İzinsiz ölü gömülmesi 5237 sayılı Yasanın 196. maddesine göre bir suçtur. Ölünün gömülmesi, suç delilini gizleme kastıyla yapılmışsa aynı Yasanın 281. maddesi kapsamında değerlendirilmesi gerekeceğinden, 765 sayılı Yasanın 297.maddesinin bir benzeri düzenlenmemiştir.

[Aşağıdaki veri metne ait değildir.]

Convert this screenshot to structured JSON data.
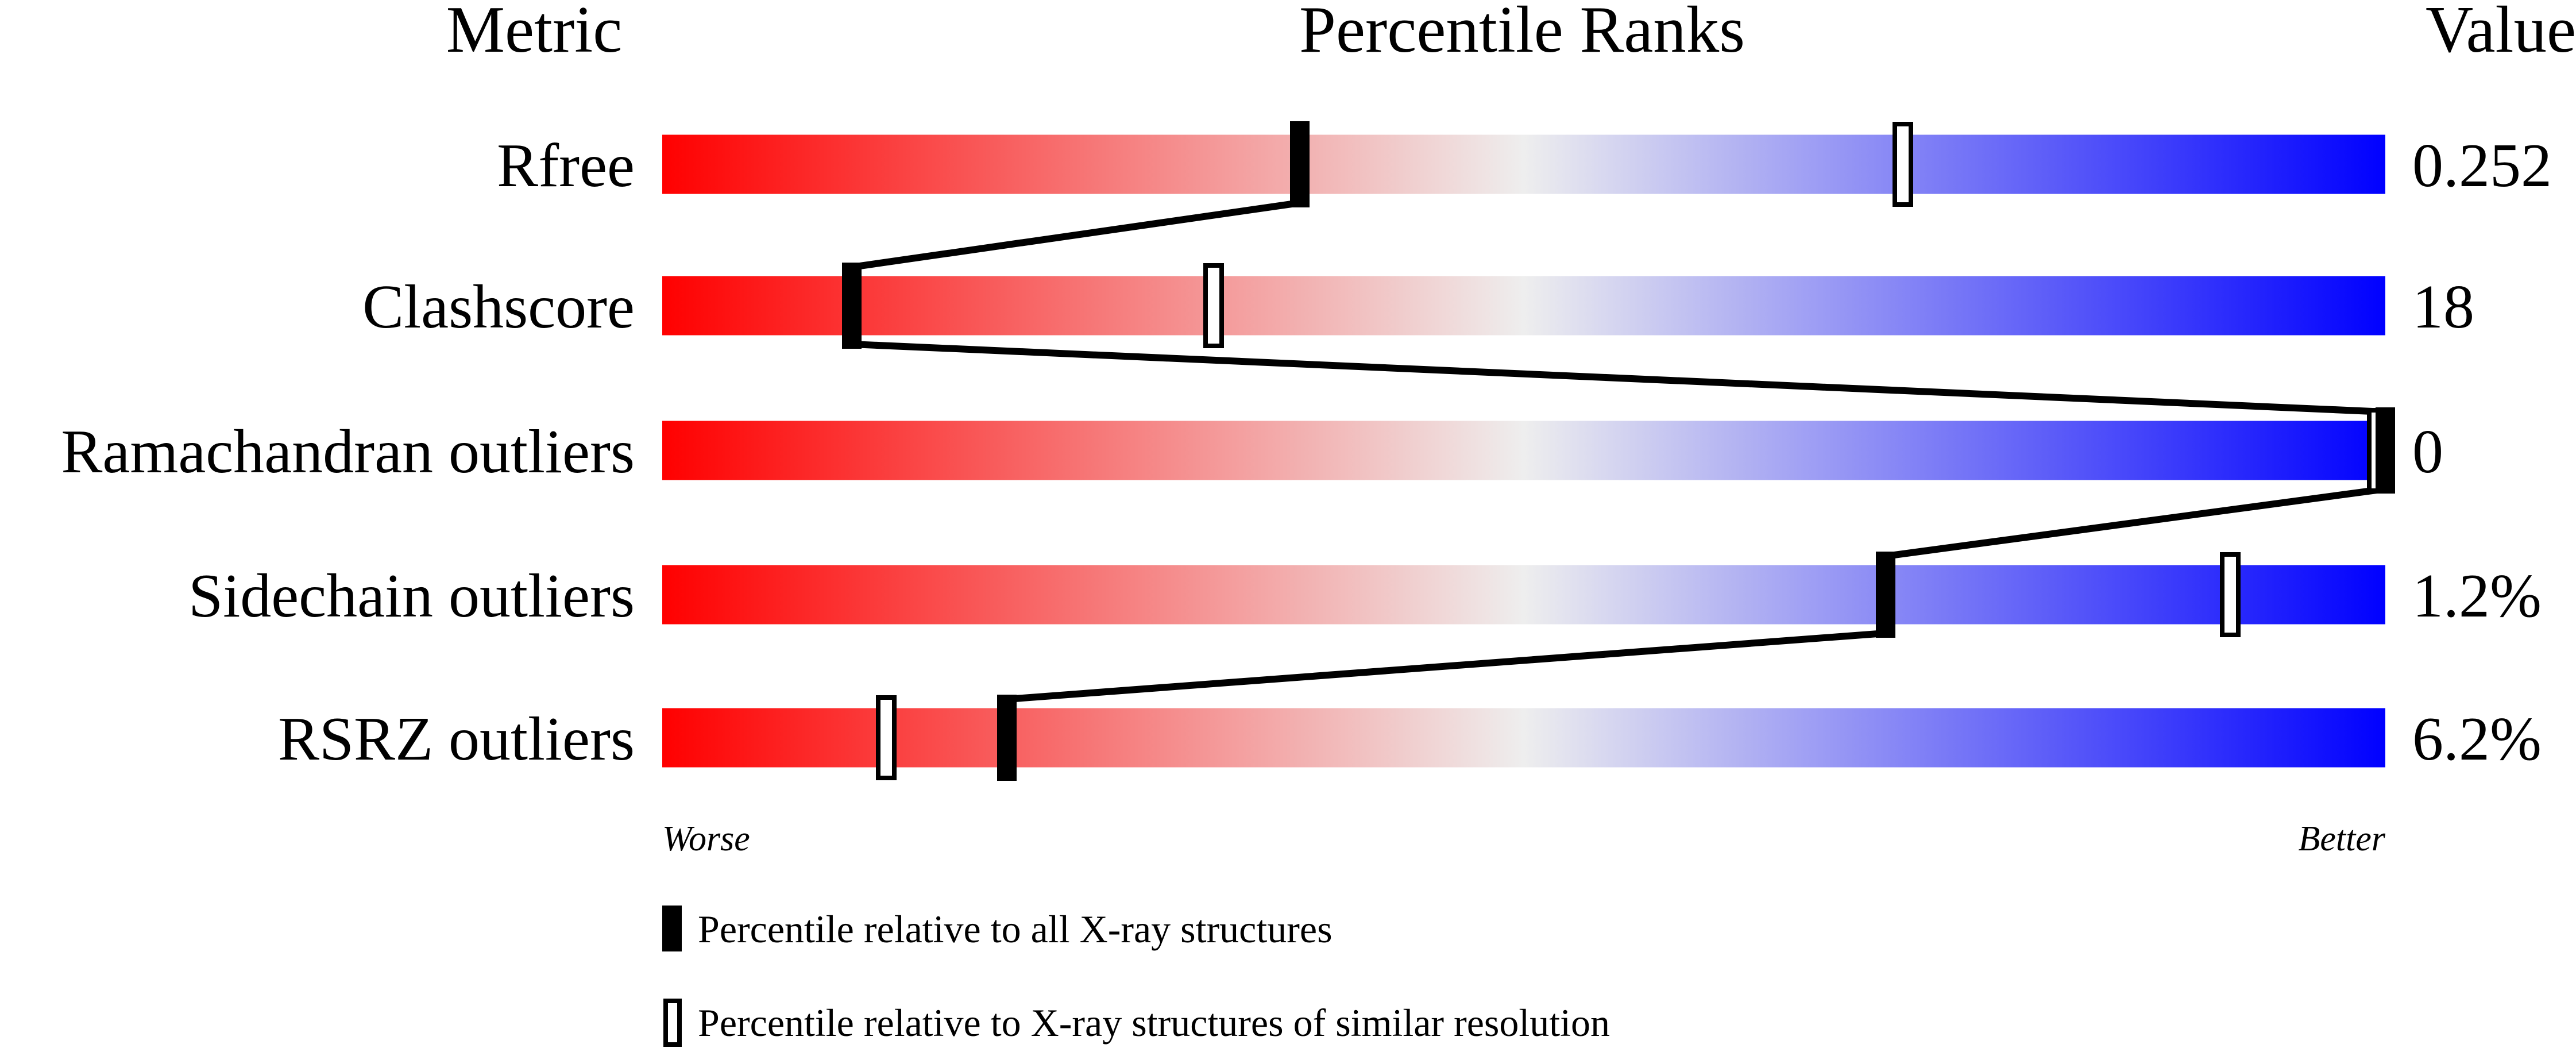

765. Yasanın 306. maddesindeki “hükümlü veya tutuklunun kaçmasına imkan sağlayan veya muhafaza görevini kötüyü kullanan görevli” yararına bir indirim öngören maddeye, 5237 sayılı Yasanın 295. maddesindeki düzenlemenin niteliği karşısında uygulama olanağı kalmadığından;
765 sayılı Yasanın 294 ve 295. maddesindeki “avukatlık görevinin kötüye kullanılması” suçuna, 5237 sayılı Yasanın 6. maddesinin 1. fıkrasının (d) bendindeki açıklık ve 1136 sayılı Avukatlık Yasasındaki düzenlemeler ve genel görevi kötüye kullanmaya ilişkin hüküm uygulanabileceğinden;
yer verilmemiş ve “kendiliğinden hak alma” suçu yönünden 765 sayılı Yasanın 308. maddesindeki gibi bağımsız bir düzenleme yapılmamış, uygulanma olanağı bulunan suçla ilgili maddeye (örneğin: hırsızlık suçunda madde 144, yağma suçunda madde 150, dolandırıcılık suçunda madde 159) eklenmiştir.